Isane clearly had no idea what Shiba Isshin might have been running away from.
Orihime skipped happily on her way home. Naturally she was as disturbed as anyone else by this horrendous disease, but at least they had a plan to deal with it. Plans were vitally important. Without plans, they might as well be trying to drain a swamp while vicious man-eating alligators were attacking them and they wouldn't even have guns and lassoos to hold them off with.
She reached a convenient alley, turned down it, and sat on a small flight of steps. The house behind her had been empty for years. Nobody would see her here.
"You can come out now!" she called.
Light flashed on either side of her face, blinding her for a moment, and her six protectors came loose from her hairpins, buzzing around her head.
Tsubaki was the first to speak. "Stupid girl! Are you out of your mind! Going off on your own like this -- you could be kidnapped!"
Orihime sighed. "But Tsubaki-kun, you're all here to protect me, aren't you? And it's Ichigo and Rukia that Aizen's been interested in, or Urahara-san. Not me."
Tsubaki folded his arms and perched himself on her knee, glaring at her over his mask.
"Besides," Orihime added, "if I do get attacked by one of the sick Hollows, I think I could heal it."
"We could try," Shunou chirped. "But if you get infected first --"

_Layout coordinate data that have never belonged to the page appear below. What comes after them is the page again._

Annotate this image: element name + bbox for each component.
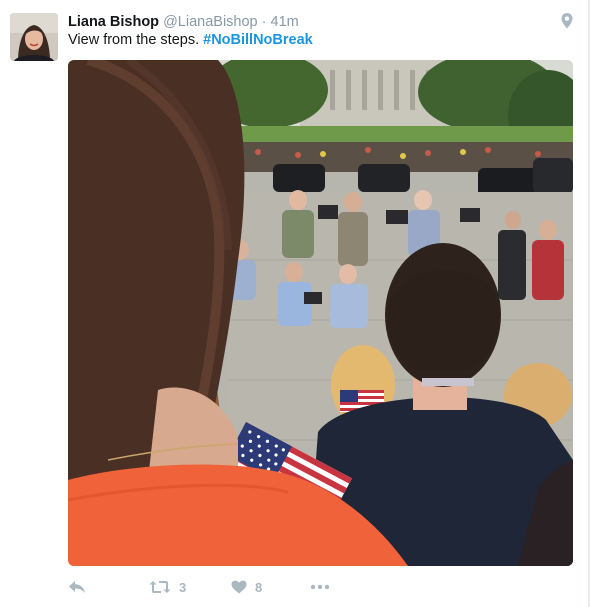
more-icon [310,584,330,590]
tweet-card[interactable]: Liana Bishop @LianaBishop · 41m View fro… [0,0,590,607]
avatar[interactable] [10,13,58,61]
tweet-body: View from the steps. [68,32,200,48]
avatar-portrait [10,13,58,61]
author-name[interactable]: Liana Bishop [68,14,159,30]
like-button[interactable]: 8 [231,576,262,598]
tweet-header: Liana Bishop @LianaBishop · 41m [68,12,570,32]
retweet-count: 3 [179,579,187,595]
photo-scene [68,60,573,566]
like-count: 8 [255,579,263,595]
tweet-photo[interactable] [68,60,573,566]
tweet-timestamp[interactable]: 41m [271,14,299,30]
reply-button[interactable] [68,576,86,598]
author-handle[interactable]: @LianaBishop [163,14,258,30]
retweet-icon [149,580,171,594]
heart-icon [231,580,247,594]
separator-dot: · [261,14,267,30]
tweet-text: View from the steps. #NoBillNoBreak [68,30,313,50]
more-button[interactable] [310,576,330,598]
hashtag-link[interactable]: #NoBillNoBreak [203,32,313,48]
retweet-button[interactable]: 3 [149,576,186,598]
location-pin-icon[interactable] [560,12,574,30]
reply-icon [68,580,86,594]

"I've thought about this," Orihime said stubbornly. "First I shield myself. Then I heal it. Then if it won't be reasonable, I use Tsubaki to send it on. I promise that I won't be reckless, but I have to try. It could happen to anyone. It's not the Hollows' fault. What if it had happened to Sora, when he was one?" Her voice wavered for a moment. "All the Hollows were someone else. Once."
"You're a soft-hearted ninny, mistress," Tsubaki snarled. "We're clearly going to have our work cut out keeping you safe."
Orihime smiled at him. "You're my little death robot laser," she said.
Ulquiorra knelt before his master. His right eye socket ached in the dull but familiar way, as the eye there regenerated itself. It was a minor pain, easily ignored, alleviated by Aizen-sama's praise.
"Very well done," Aizen-sama said. Images flickered and rippled in the space between them, casting shadows on the wall. "The Kurosaki boy and his friends are unlikely to be a significant threat, but should Urahara try to use them against us --"
He broke off. Ulquiorra dared to raise his eyes, and saw one of the rarest expressions to ever cross his overlord's face. Surprise. There was something in the image that Aizen-sama had not expected.
He hadn't thought much of it himself, except inasmuch as it demonstrated the mortal trash's fatal weaknesses and human failings. A house. A sign. The Kurosaki boy and the Kuchiki girl approaching it. A man standing in the doorway and waving to them. Two children behind him.
Aizen-sama's eyes seemed to glow. "Ulquiorra," he said, "my fourth Espada, you have given me something I hadn't dared hope to find." He closed his hand around Ulquiorra's eye. "Find me Ichimaru. Tell him that I want to see him at once. We have the opportunity to deny the enemy any hope at all, and I believe that we shall take it."